SiteScope 11.24 integrated with BSM 9.25, and Events from dependant monitors
We have a SiteScope server running ping monitors against routers (~500) and switches (~3500) on ~500 sites spread around the country. All monitors are set up to send an event to BSM when a router or switch is down. We obviously don't want events saying that switches are down when they cannot be reached because the router on the same site is down, so we use dependancy setting for all switch monitors. The router monitors are principal monitors for "it's" switches and the switches are dependant monitors.
This works fine, except from some very odd instances.
What happens then is this (starting with a site where router and switches are all in GOOD status):
1. Router goes down -> from GOOD to ERROR event to BSM..
2. All switch monitors are disabled ("dependant upon") -> NO events to BSM.
3. Router comes back up - from ERROR to GOOD event in BSM.
--- So far everything is as expected----
4. Switch monitors are enabled and run -> from ERROR to GOOD events in BSM from all switches that are GOOD.
This is not normal behaviour since the switch monitors was never in ERROR. They went GOOD-DISABLED-GOOD.
In SiteScope everything is showing correctly, it's the events sent to BSM that are incorrect.
The main issue with this behaviour is that we miss events from switches that actually goes down while they are disabled. If one or more switches goes down while being disabled, SiteScope send no events from these. So GOOD-DISABLED-ERROR results in no events sent to BSM. It seems that SiteScope defines a status change on dependant monitors that were GOOD before disabling and after enabling, but NOT on dependant monitors that went from GOOD before disabling and to ERROR after enabling.
We have been running SiteScope for 4 years now, have about 18.000 monitors in total and use dependancy for many monitors. 99,9 % of the time everything works fine, but during the last year or so I've seen about 5-6 instances of this strange behaviour. Since we have a NOC that monitors for BSM Events, it's not good when switches are down without events.

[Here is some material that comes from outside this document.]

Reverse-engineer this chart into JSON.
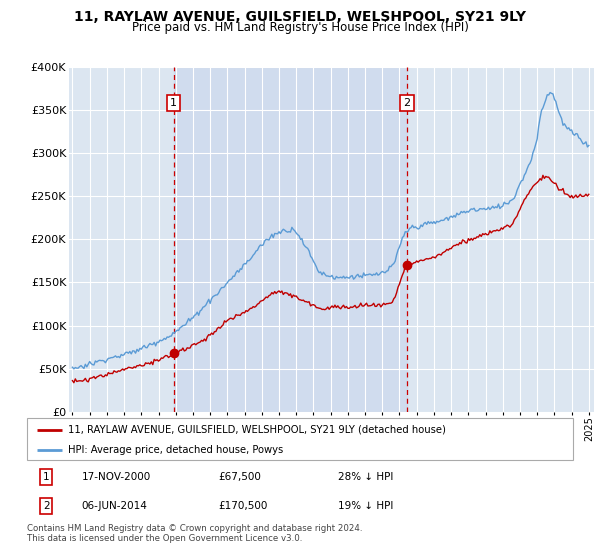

As I understand monitor dependancy a dependant monitor is not run at all when it's disabled due to principal monitor being in ERROR (or whatever status condition that is defined for the dependancy). Therefore the dependant monitor should not change status while being disabled.
I have a support case on this but wonder if anyone else has experienced this and/or have some comments?
Per the description of the issue....it sounds like a SiteScope defect. I suggest to continue working the case you already opened. Also, is this behaviour happening only in 11.24 version or any other particular version?, did you try to reproduce the behaviour in a more recent SiteScope versions (i.e. 11.30)?
Customer Support Engineer
If you find that this or any other post resolves your issue, please be sure to mark it as an accepted solution.
If you are satisfied with anyone’s response please remember to give them a KUDOS by clicking on the STAR at the bottom left of the post and show your appreciation.
Thanks for feedback,
I agree that this sounds like a defect. I haven't been able to reproduce the error myself, but I got feedback from a HPE guy that he had reproduced it on 11.33.
He tested with all monitors in the same folder, and ran them all at once. His theory is that SiteScope somehow starts the dependant monitors right before the principal monitor has finished it's run, and therefore sets the monitors to ERROR "internally" (without this being logged or status in GUI changed). And that there is a second check of status after the principal is run which disables the dependant monitors, and therefore the SiteScope status is correct. But when SiteScope reports status to BSM, it's the first check that defines status, i.e. status was GOOD-ERROR-DISABLED-GOOD.
I think this sounds plausible, it would explain the events. Still a defect of course.
What doesn't match the scenario above in my case however, is that routers and switches are in different folders and have different monitor run settings. Routers have 5 min interval, switches 12 min.
An update to this one; did some testing with SiteScope 11.41 with the same result as in 11.24.
From testing since this error arose, I think dependency works like this:
1. Before dependant monitor (DM) is run, the status of the principal monitor (PM) is checked.
2. If status on PM does not meet Depends on condidition, the DM is not run, but set to "Disabled, depended upon...".
3. If status on PM meets the Depends on condidtion, the DM is run.
4. If status on DM after run is GOOD, status on DM is set to GOOD.
5. If status on DM after run is not GOOD, the PM is run to check it´s status.
6. If PM is GOOD after run, DM´s status is set according to it´s last run.
7. If PM is not GOOD after run. PM´s status is changed accordingly and DM is set to "Disabled, depended upon..."
This all works fine in SiteScope dashboard, the statuses reflect the steps above. But for events to OBM it doesn´t work as expected. SiteScope will send a GOOD event also for the DM the next time it is run and status is GOOD. But if the status is not GOOD there will be no event.
So "internally" in SiteScope DM seems to be GOOD-ERROR-DISABLED-GOOD, instead of GOOD-DISABLED-GOOD.. This only happens when PM´s status is GOOD prior to DM running, and is set to ERROR in step 7 above.
Appreciate input from other experiences on this!